The Key to Longevity According to Harvard
Everyone wants to be happy. That is probably why the Plan of Salvation is also called the Plan of Happiness. But why is happiness so important to us?
Harvard has been conducting an 80-year-long study on health, and they have found that happiness is one of the biggest factors in determining longevity.
The Study
Harvard began this study in 1938—the height of the Great Depression. They selected 268 Harvard sophomore men (among them future president John F. Kennedy) and began tracking their health. They recorded all sorts of physical and mental health data.
In 1970, the study was expanded to include 456 Boston inner-city residents and, eventually, the more than 1,300 children of the men in both studies. Of the original subjects, 40 are still alive and in their 90s.
The study itself has gone through its share of changes. Four researchers have led the study and each had something that they added to it. the first director, Clark Heath, focused on biological and genetic factors. The third director, George Vaillant, decided to focus on the relationships that these people were involved in.
The Results
The Harvard Gazette reported in an article about the project that “Vaillant wrote that six factors predicted healthy aging for the Harvard men: physical activity, absence of alcohol abuse and smoking, having mature mechanisms to cope with life’s ups and downs, and enjoying both a healthy weight and a stable marriage. For the inner-city men, education was an additional factor.”
However, Robert Waldinger, the study’s fourth director, has discovered something else. Good relationships with spouses, family, and friends prolong your health. Loneliness not only hurts your mental health, but it also affects your physical health. “Those ties protect people from life’s discontents, help to delay mental and physical decline, and are better predictors of long and happy lives than social class, IQ, or even genes.”
Waldinger said, in his popular TED talk, that “the people who were the most satisfied in their relationships at age 50 were the healthiest at age 80.” The study also showed that loneliness is just as detrimental to your health as smoking or alcohol abuse.
Now, this doesn’t mean that your relationships have to be perfect.
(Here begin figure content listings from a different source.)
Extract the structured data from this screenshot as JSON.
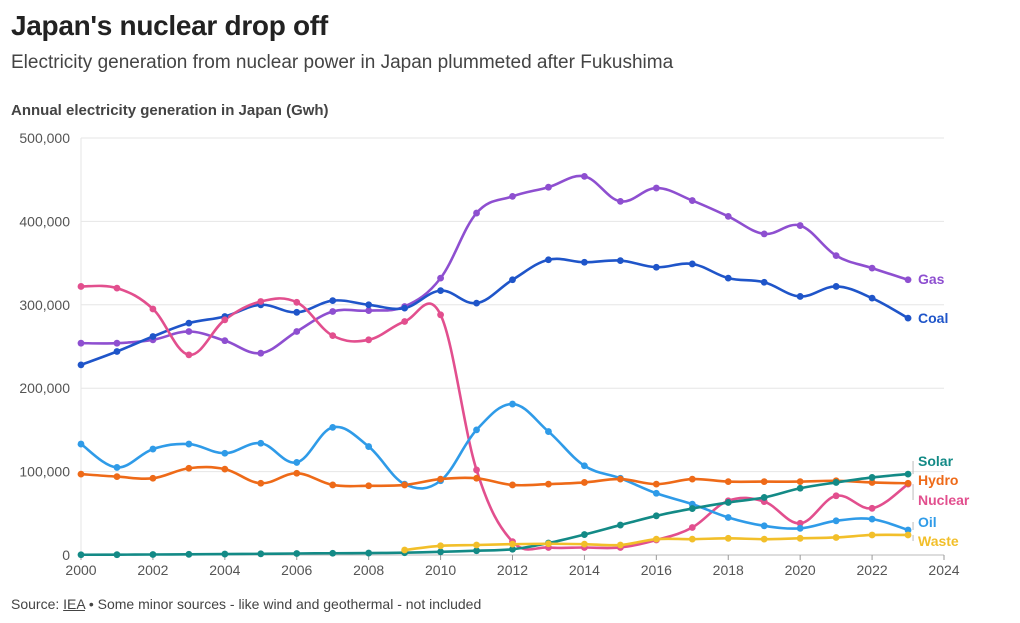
{
  "header": {
    "title": "Japan's nuclear drop off",
    "subtitle": "Electricity generation from nuclear power in Japan plummeted after Fukushima",
    "axis_title": "Annual electricity generation in Japan (Gwh)"
  },
  "footer": {
    "source_prefix": "Source: ",
    "source_link": "IEA",
    "source_note": " • Some minor sources - like wind and geothermal - not included"
  },
  "chart_data": {
    "type": "line",
    "title": "Japan's nuclear drop off",
    "subtitle": "Electricity generation from nuclear power in Japan plummeted after Fukushima",
    "ylabel": "Annual electricity generation in Japan (Gwh)",
    "xlabel": "",
    "xlim": [
      2000,
      2024
    ],
    "ylim": [
      0,
      500000
    ],
    "x_ticks": [
      2000,
      2002,
      2004,
      2006,
      2008,
      2010,
      2012,
      2014,
      2016,
      2018,
      2020,
      2022,
      2024
    ],
    "x_tick_labels": [
      "2000",
      "2002",
      "2004",
      "2006",
      "2008",
      "2010",
      "2012",
      "2014",
      "2016",
      "2018",
      "2020",
      "2022",
      "2024"
    ],
    "y_ticks": [
      0,
      100000,
      200000,
      300000,
      400000,
      500000
    ],
    "y_tick_labels": [
      "0",
      "100,000",
      "200,000",
      "300,000",
      "400,000",
      "500,000"
    ],
    "grid": true,
    "legend": "direct labels at right end of lines",
    "series": [
      {
        "name": "Gas",
        "color": "#8e4fd0",
        "x": [
          2000,
          2001,
          2002,
          2003,
          2004,
          2005,
          2006,
          2007,
          2008,
          2009,
          2010,
          2011,
          2012,
          2013,
          2014,
          2015,
          2016,
          2017,
          2018,
          2019,
          2020,
          2021,
          2022,
          2023
        ],
        "values": [
          254000,
          254000,
          258000,
          268000,
          257000,
          242000,
          268000,
          292000,
          293000,
          298000,
          332000,
          410000,
          430000,
          441000,
          454000,
          424000,
          440000,
          425000,
          406000,
          385000,
          395000,
          359000,
          344000,
          330000
        ]
      },
      {
        "name": "Coal",
        "color": "#1f55c9",
        "x": [
          2000,
          2001,
          2002,
          2003,
          2004,
          2005,
          2006,
          2007,
          2008,
          2009,
          2010,
          2011,
          2012,
          2013,
          2014,
          2015,
          2016,
          2017,
          2018,
          2019,
          2020,
          2021,
          2022,
          2023
        ],
        "values": [
          228000,
          244000,
          262000,
          278000,
          286000,
          300000,
          291000,
          305000,
          300000,
          296000,
          317000,
          302000,
          330000,
          354000,
          351000,
          353000,
          345000,
          349000,
          332000,
          327000,
          310000,
          322000,
          308000,
          284000
        ]
      },
      {
        "name": "Nuclear",
        "color": "#e24f8e",
        "x": [
          2000,
          2001,
          2002,
          2003,
          2004,
          2005,
          2006,
          2007,
          2008,
          2009,
          2010,
          2011,
          2012,
          2013,
          2014,
          2015,
          2016,
          2017,
          2018,
          2019,
          2020,
          2021,
          2022,
          2023
        ],
        "values": [
          322000,
          320000,
          295000,
          240000,
          282000,
          304000,
          303000,
          263000,
          258000,
          280000,
          288000,
          102000,
          16000,
          9000,
          9000,
          9000,
          18000,
          33000,
          65000,
          64000,
          38000,
          71000,
          56000,
          85000
        ]
      },
      {
        "name": "Oil",
        "color": "#2f9be8",
        "x": [
          2000,
          2001,
          2002,
          2003,
          2004,
          2005,
          2006,
          2007,
          2008,
          2009,
          2010,
          2011,
          2012,
          2013,
          2014,
          2015,
          2016,
          2017,
          2018,
          2019,
          2020,
          2021,
          2022,
          2023
        ],
        "values": [
          133000,
          105000,
          127000,
          133000,
          122000,
          134000,
          111000,
          153000,
          130000,
          85000,
          89000,
          150000,
          181000,
          148000,
          107000,
          92000,
          74000,
          61000,
          45000,
          35000,
          32000,
          41000,
          43000,
          30000
        ]
      },
      {
        "name": "Hydro",
        "color": "#ee6a18",
        "x": [
          2000,
          2001,
          2002,
          2003,
          2004,
          2005,
          2006,
          2007,
          2008,
          2009,
          2010,
          2011,
          2012,
          2013,
          2014,
          2015,
          2016,
          2017,
          2018,
          2019,
          2020,
          2021,
          2022,
          2023
        ],
        "values": [
          97000,
          94000,
          92000,
          104000,
          103000,
          86000,
          98000,
          84000,
          83000,
          84000,
          91000,
          92000,
          84000,
          85000,
          87000,
          91000,
          85000,
          91000,
          88000,
          88000,
          88000,
          89000,
          87000,
          86000
        ]
      },
      {
        "name": "Solar",
        "color": "#138a86",
        "x": [
          2000,
          2001,
          2002,
          2003,
          2004,
          2005,
          2006,
          2007,
          2008,
          2009,
          2010,
          2011,
          2012,
          2013,
          2014,
          2015,
          2016,
          2017,
          2018,
          2019,
          2020,
          2021,
          2022,
          2023
        ],
        "values": [
          300,
          400,
          600,
          800,
          1100,
          1400,
          1800,
          2100,
          2300,
          2800,
          3800,
          5200,
          6900,
          14300,
          24500,
          35900,
          47000,
          55700,
          63000,
          69000,
          80000,
          87000,
          93000,
          97000
        ]
      },
      {
        "name": "Waste",
        "color": "#f2bf2a",
        "x": [
          2009,
          2010,
          2011,
          2012,
          2013,
          2014,
          2015,
          2016,
          2017,
          2018,
          2019,
          2020,
          2021,
          2022,
          2023
        ],
        "values": [
          6000,
          11000,
          12000,
          13000,
          13500,
          13000,
          12000,
          19000,
          19000,
          20000,
          19000,
          20000,
          21000,
          24000,
          24000
        ]
      }
    ]
  }
}
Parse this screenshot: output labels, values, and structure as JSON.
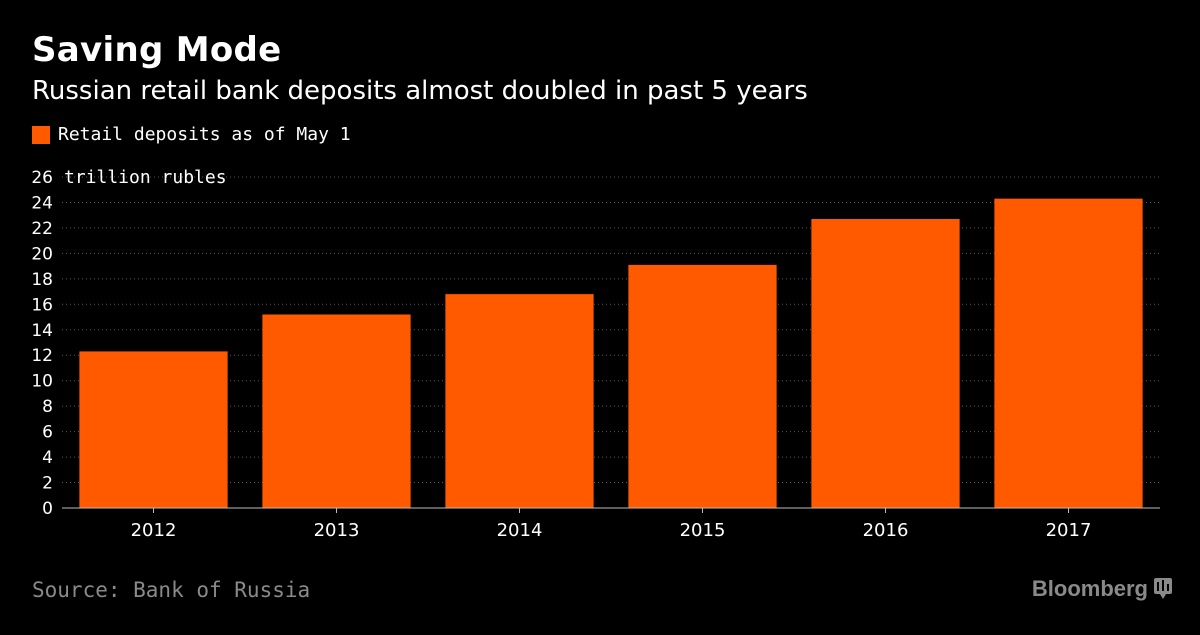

Waldinger said, “Some of our octogenarian couples could bicker with each other day in and day out, but as long as they felt that they could really count on the other when the going got tough, those arguments didn’t take a toll on their memories.”
Good relationships save lives. They don’t just save people from mental illness and suicide. This Harvard study showed that even when people experienced pain, that pain was lessened simply because they had a strong relationship with someone.
The Gospel
In a BYU devotional, Marleen Williams said, “Relationships form the very basis of the gospel of Jesus Christ,” and I believe that with all my heart. Everything about the gospel of Jesus Christ points us towards making stronger relationships—with God, Christ, your families, and our communities.
Christ teaches us to love others and to build each other up. He implores us to seek out the lost and bring them back into the fold. He asks us to minister to our brothers and sisters. I know that as we do this, we can be a light in someone’s life. As we form relationships with others we are helping ourselves as well. Each new relationship is a safeguard against Satan and the destructive power of loneliness.
So now you know the secret to longevity: strong, healthy, and happy relationships.